Students with Disabilities

Students with disabilities or health conditions, including mental health and chronic health.

Students jumping

Tips for Advising

Disability is an important aspect of diversity and can change through people’s lives, settings, cultures, and roles. According to 2015-2016 data from the National Center for Educational Statistics, approximately 19.4% of undergraduates and 11.9% of graduates nationwide identified with a disability. Disability is an essential aspect of diversity; and yet students with disabilities may encounter inequitable educational access. Advisors can support disabled students by assisting in navigating barriers, connecting them to resources, and creating more inclusive environments and experiences at the University.

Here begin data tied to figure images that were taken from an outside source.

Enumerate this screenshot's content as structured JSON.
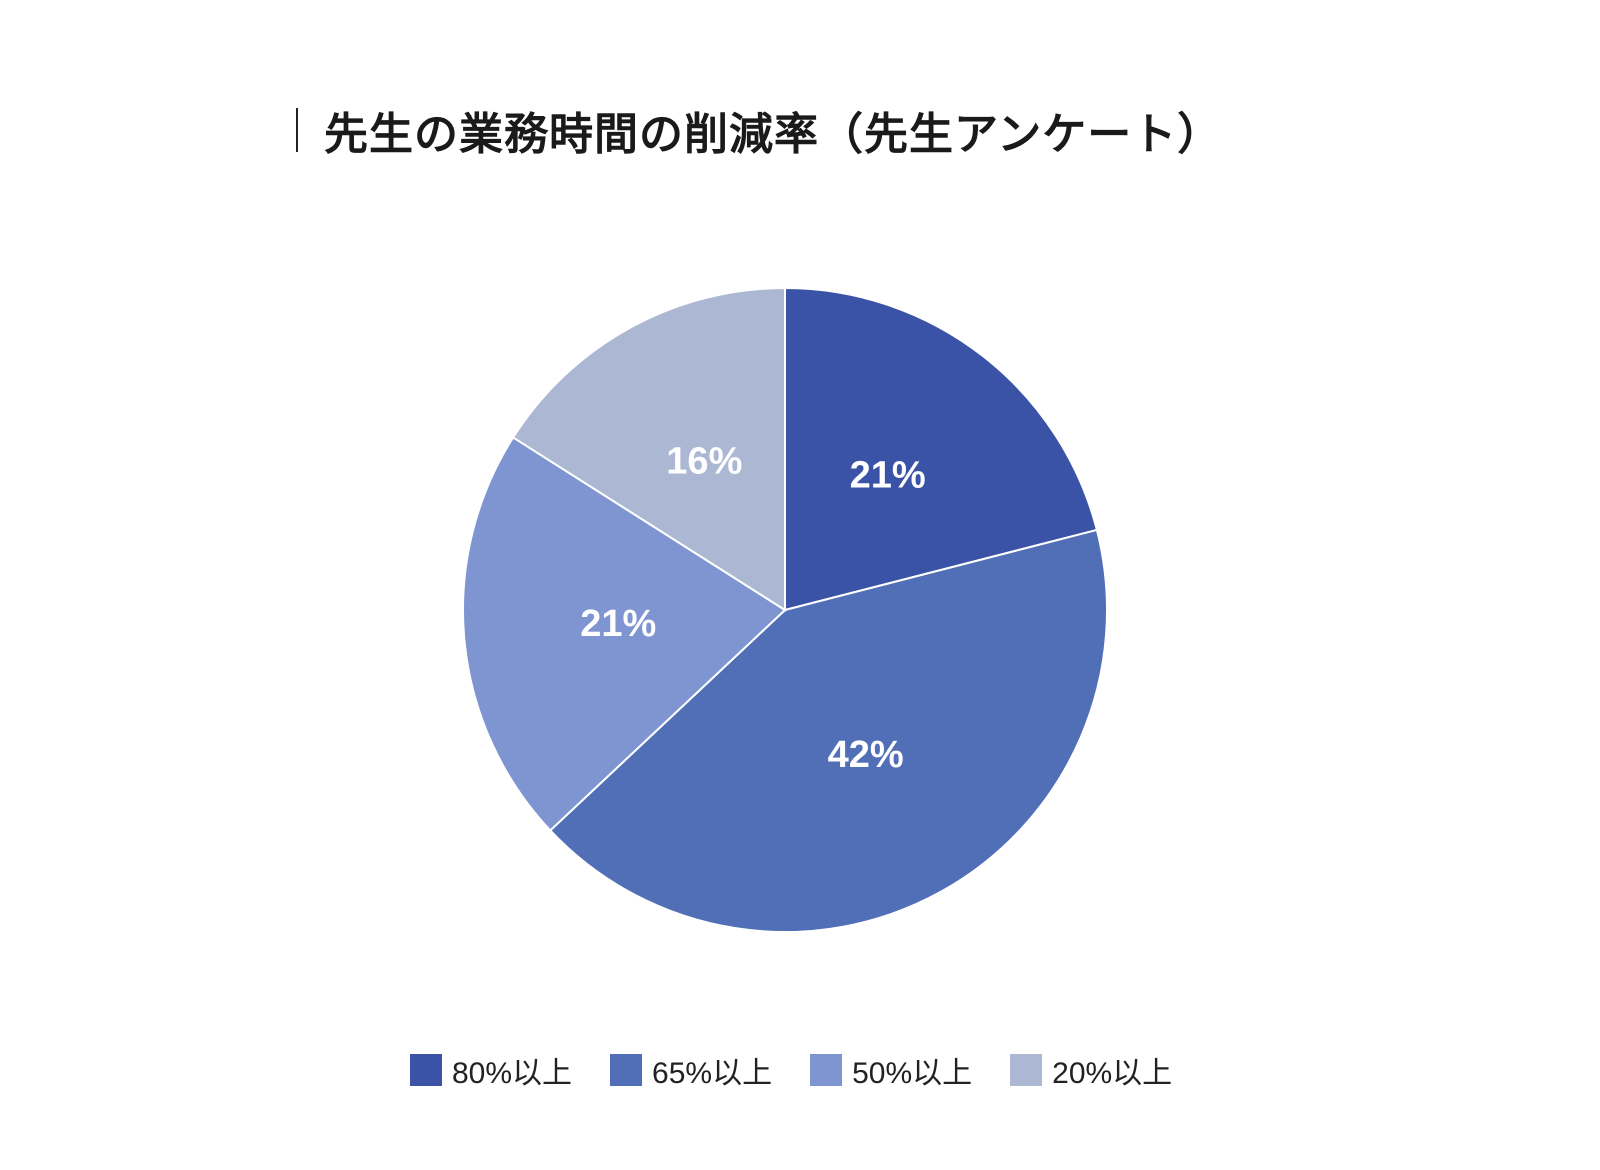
{
  "chart_data": {
    "type": "pie",
    "title": "先生の業務時間の削減率（先生アンケート）",
    "categories": [
      "80%以上",
      "65%以上",
      "50%以上",
      "20%以上"
    ],
    "values": [
      21,
      42,
      21,
      16
    ],
    "labels": [
      "21%",
      "42%",
      "21%",
      "16%"
    ],
    "colors": [
      "#3a53a6",
      "#516fb7",
      "#7f95d2",
      "#acb8d3"
    ],
    "legend_position": "bottom"
  }
}
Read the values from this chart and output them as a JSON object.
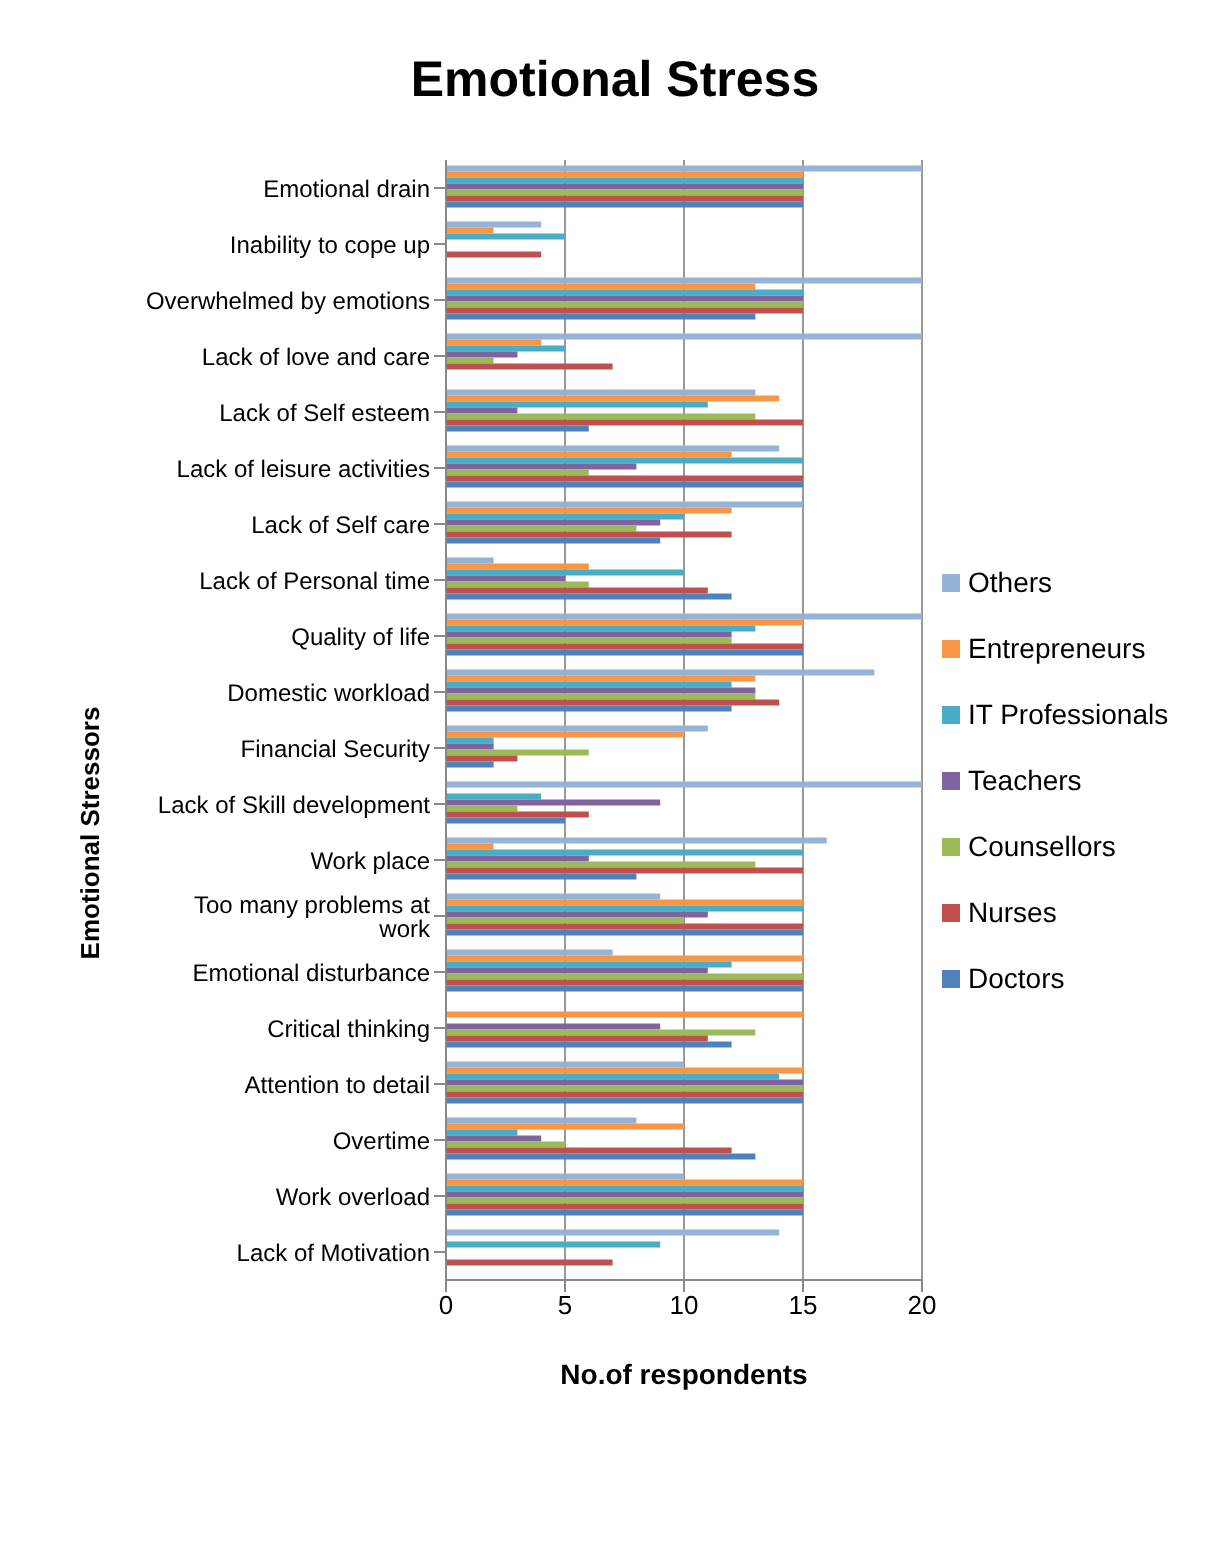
{
  "chart_data": {
    "type": "bar",
    "orientation": "horizontal",
    "title": "Emotional Stress",
    "xlabel": "No.of respondents",
    "ylabel": "Emotional Stressors",
    "categories": [
      "Emotional drain",
      "Inability to cope up",
      "Overwhelmed by emotions",
      "Lack of love and care",
      "Lack of Self esteem",
      "Lack of leisure activities",
      "Lack of Self care",
      "Lack of Personal time",
      "Quality of life",
      "Domestic workload",
      "Financial Security",
      "Lack of Skill development",
      "Work place",
      "Too many problems at work",
      "Emotional disturbance",
      "Critical thinking",
      "Attention to detail",
      "Overtime",
      "Work overload",
      "Lack of Motivation"
    ],
    "series": [
      {
        "name": "Others",
        "color": "#95b3d7",
        "values": [
          20,
          4,
          20,
          20,
          13,
          14,
          15,
          2,
          20,
          18,
          11,
          20,
          16,
          9,
          7,
          0,
          10,
          8,
          10,
          14
        ]
      },
      {
        "name": "Entrepreneurs",
        "color": "#f79646",
        "values": [
          15,
          2,
          13,
          4,
          14,
          12,
          12,
          6,
          15,
          13,
          10,
          0,
          2,
          15,
          15,
          15,
          15,
          10,
          15,
          0
        ]
      },
      {
        "name": "IT Professionals",
        "color": "#4bacc6",
        "values": [
          15,
          5,
          15,
          5,
          11,
          15,
          10,
          10,
          13,
          12,
          2,
          4,
          15,
          15,
          12,
          0,
          14,
          3,
          15,
          9
        ]
      },
      {
        "name": "Teachers",
        "color": "#8064a2",
        "values": [
          15,
          0,
          15,
          3,
          3,
          8,
          9,
          5,
          12,
          13,
          2,
          9,
          6,
          11,
          11,
          9,
          15,
          4,
          15,
          0
        ]
      },
      {
        "name": "Counsellors",
        "color": "#9bbb59",
        "values": [
          15,
          0,
          15,
          2,
          13,
          6,
          8,
          6,
          12,
          13,
          6,
          3,
          13,
          10,
          15,
          13,
          15,
          5,
          15,
          0
        ]
      },
      {
        "name": "Nurses",
        "color": "#c0504d",
        "values": [
          15,
          4,
          15,
          7,
          15,
          15,
          12,
          11,
          15,
          14,
          3,
          6,
          15,
          15,
          15,
          11,
          15,
          12,
          15,
          7
        ]
      },
      {
        "name": "Doctors",
        "color": "#4f81bd",
        "values": [
          15,
          0,
          13,
          0,
          6,
          15,
          9,
          12,
          15,
          12,
          2,
          5,
          8,
          15,
          15,
          12,
          15,
          13,
          15,
          0
        ]
      }
    ],
    "xlim": [
      0,
      20
    ],
    "xticks": [
      0,
      5,
      10,
      15,
      20
    ],
    "grid": "x",
    "legend": "right"
  }
}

What Advisors Need to Know:

  • Disabilities may or may not be immediately apparent; students may have multiple disabilities or health conditions.
  • Students use a range of language to name and describe their disabilities, and some do not identify as disabled. Use the same language the student uses to describe themselves — for example, a disabled person or person with a disability.
  • Disability is only one aspect of a student’s identity; disability often intersects with other aspects of a student’s identities. All students’ experiences are different.
  • Be aware that disability-related barriers and impacts can change over time and vary depending on the academic program or environment.
  • Health and disability may affect students’ courses in several ways including, but not limited to:
    • The time of day in which a student can take courses
    • The credit load that a student can sustain while maintaining their health. Students may benefit from taking a reduced credit load for a range of reasons, including for health or disability. Not all students who work with the Disability Resource Center (DRC) have a 13-credit exemption. 
    • A student may need to plan their schedule in advance for numerous reasons. For example the student may need to plan for:
      • Breaks between classes
      • Time to attend to health-related needs
      • Additional travel time
      • Avoiding classes at certain times of day
      • Time to coordinate additional accommodation services, such as document conversion or Access Assistants
  • Students with accommodations through the Disability Resource Center (DRC) are responsible for sharing their accommodation letter or communicating accommodation needs related to coursework. They may not always share their accommodation letter with their advisor, but advisors can ask if a student is comfortable sharing their letter as a means to better understand the kinds of barriers that affect their coursework.
  • Accommodations are just one aspect of support that may benefit a student. Another aspect of support is skills building. Important on-campus skill-building referrals include Boynton Mental Health, Student Counseling Services, Student Academic Success Services (SASS), and Student Writing Support.
  • Current information about the DRC and the accommodation process can be found on the DRC website and this PDF resource on information for students and student serving offices.

Making Referrals 

The Disability Resource Center facilitates access and accommodations for students who experience barriers in university environments related to health or disability. The DRC looks at the intersection of the barriers in the environment and the student’s experiences to explore accommodations, strategies, and supports to enhance equitable access. 

Advisors may share DRC contact information with students or make referrals through APLUS.